Loading your location

Review Blood: Horor Penuh Teror dan Darah

By Ekowi27 Februari 2023

Berapa banyak film bertema vampir yang pernah sobat nonton tonton? Walau menggunakan tema yang sama, tiap sutradara memiliki caranya sendiri untuk menyajikan sebuah kisah mengenai vampir dan kehidupannya. Buffy the Vampire Slayer, Van Helsing, Blade, Underworld, I Am Legend, dan Twilight Saga merupakan beberapa contoh film bertema vampir yang cukup sukses di pasaran. Mengusung konsep yang “sangat Hollywood”, film-film tersebut selalu berhasil bertengger di tangga box office.

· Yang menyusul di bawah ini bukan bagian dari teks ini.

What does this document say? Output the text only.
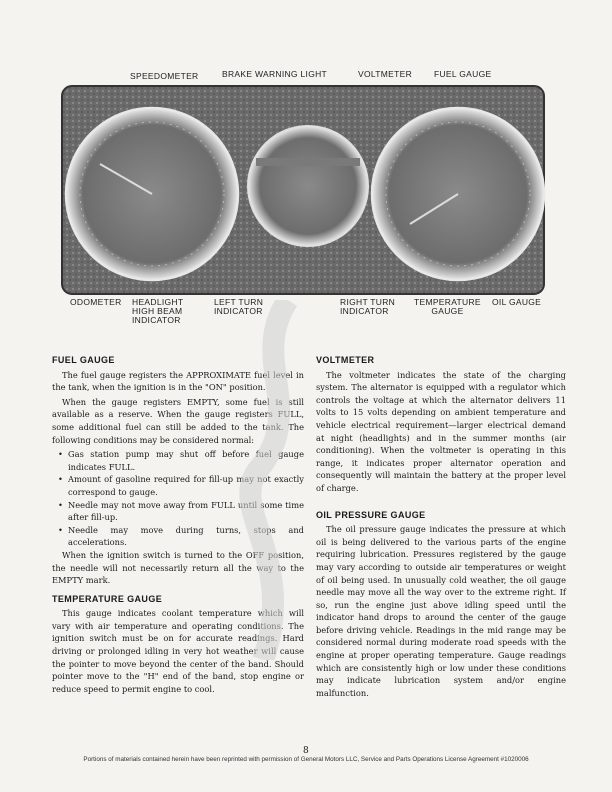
SPEEDOMETER	BRAKE WARNING LIGHT	VOLTMETER	FUEL GAUGE
ODOMETER HEADLIGHT
HIGH BEAM
INDICATOR
LEFT TURN
INDICATOR
RIGHT TURN
INDICATOR
TEMPERATURE
GAUGE
OIL GAUGE
FUEL GAUGE

The fuel gauge registers the APPROXIMATE fuel level in the tank, when the ignition is in the "ON" position.

When the gauge registers EMPTY, some fuel is still available as a reserve. When the gauge registers FULL, some additional fuel can still be added to the tank. The following conditions may be considered normal:

• Gas station pump may shut off before fuel gauge indicates FULL.
• Amount of gasoline required for fill-up may not exactly correspond to gauge.
• Needle may not move away from FULL until some time after fill-up.
• Needle may move during turns, stops and accelerations.

When the ignition switch is turned to the OFF position, the needle will not necessarily return all the way to the EMPTY mark.

TEMPERATURE GAUGE

This gauge indicates coolant temperature which will vary with air temperature and operating conditions. The ignition switch must be on for accurate readings. Hard driving or prolonged idling in very hot weather will cause the pointer to move beyond the center of the band. Should pointer move to the "H" end of the band, stop engine or reduce speed to permit engine to cool.

VOLTMETER

The voltmeter indicates the state of the charging system. The alternator is equipped with a regulator which controls the voltage at which the alternator delivers 11 volts to 15 volts depending on ambient temperature and vehicle electrical requirement—larger electrical demand at night (headlights) and in the summer months (air conditioning). When the voltmeter is operating in this range, it indicates proper alternator operation and consequently will maintain the battery at the proper level of charge.

OIL PRESSURE GAUGE

The oil pressure gauge indicates the pressure at which oil is being delivered to the various parts of the engine requiring lubrication. Pressures registered by the gauge may vary according to outside air temperatures or weight of oil being used. In unusually cold weather, the oil gauge needle may move all the way over to the extreme right. If so, run the engine just above idling speed until the indicator hand drops to around the center of the gauge before driving vehicle. Readings in the mid range may be considered normal during moderate road speeds with the engine at proper operating temperature. Gauge readings which are consistently high or low under these conditions may indicate lubrication system and/or engine malfunction.

8
Portions of materials contained herein have been reprinted with permission of General Motors LLC, Service and Parts Operations License Agreement #1020006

Awal tahun ini, ada sebuah film vampir lain yang sayangnya tidak banyak dilirik orang karena pengemasannya yang berbeda dari film Hollywood pada umumnya. Film garapan Brad Anderson tersebut berjudul Blood. Menurut penulis, film ini sedikit banyak akan mengingatkan kita kepada film vampir Swedia yang berjudul Let the Right One In, dan film remake Hollywood-nya, yakni Let Me In.

Blood berkisah tentang seorang anak laki-laki bernama Owen (Finlay Wojtak-Hissong) yang baru saja menghadapi perceraian kedua orang tuanya. Ia dan saudarinya yang bernama Tyler (Skylar Morgan Jones) memilih untuk ikut bersama sang ibu, Jess (Michelle Monaghan) dan pindah ke sebuah rumah.

Suatu malam, anjing peliharaan mereka tiba-tiba menyerang dan menggigit Owen. Semenjak itu, Owen berubah menjadi beringas dan gemar meminum darah manusia. Lantas, apa yang sebenarnya terjadi pada Owen? Mampukah sang ibu membantu memulihkan Owen seperti sedia kala?

Bisa dikatakan, film ini merupakan penyelamat film horor untuk awal tahun 2023 ini. Awal tahun ini memang benar-benar awal tahun yang lesu bagi industri film horor. Walaupun begitu, sepertinya kurang tepat juga untuk mengkategorikan film ini sebagai murni film horor. Karena yang ditonjolkan dalam film ini adalah drama dan hubungan antara Owen beserta ibu dan saudarinya.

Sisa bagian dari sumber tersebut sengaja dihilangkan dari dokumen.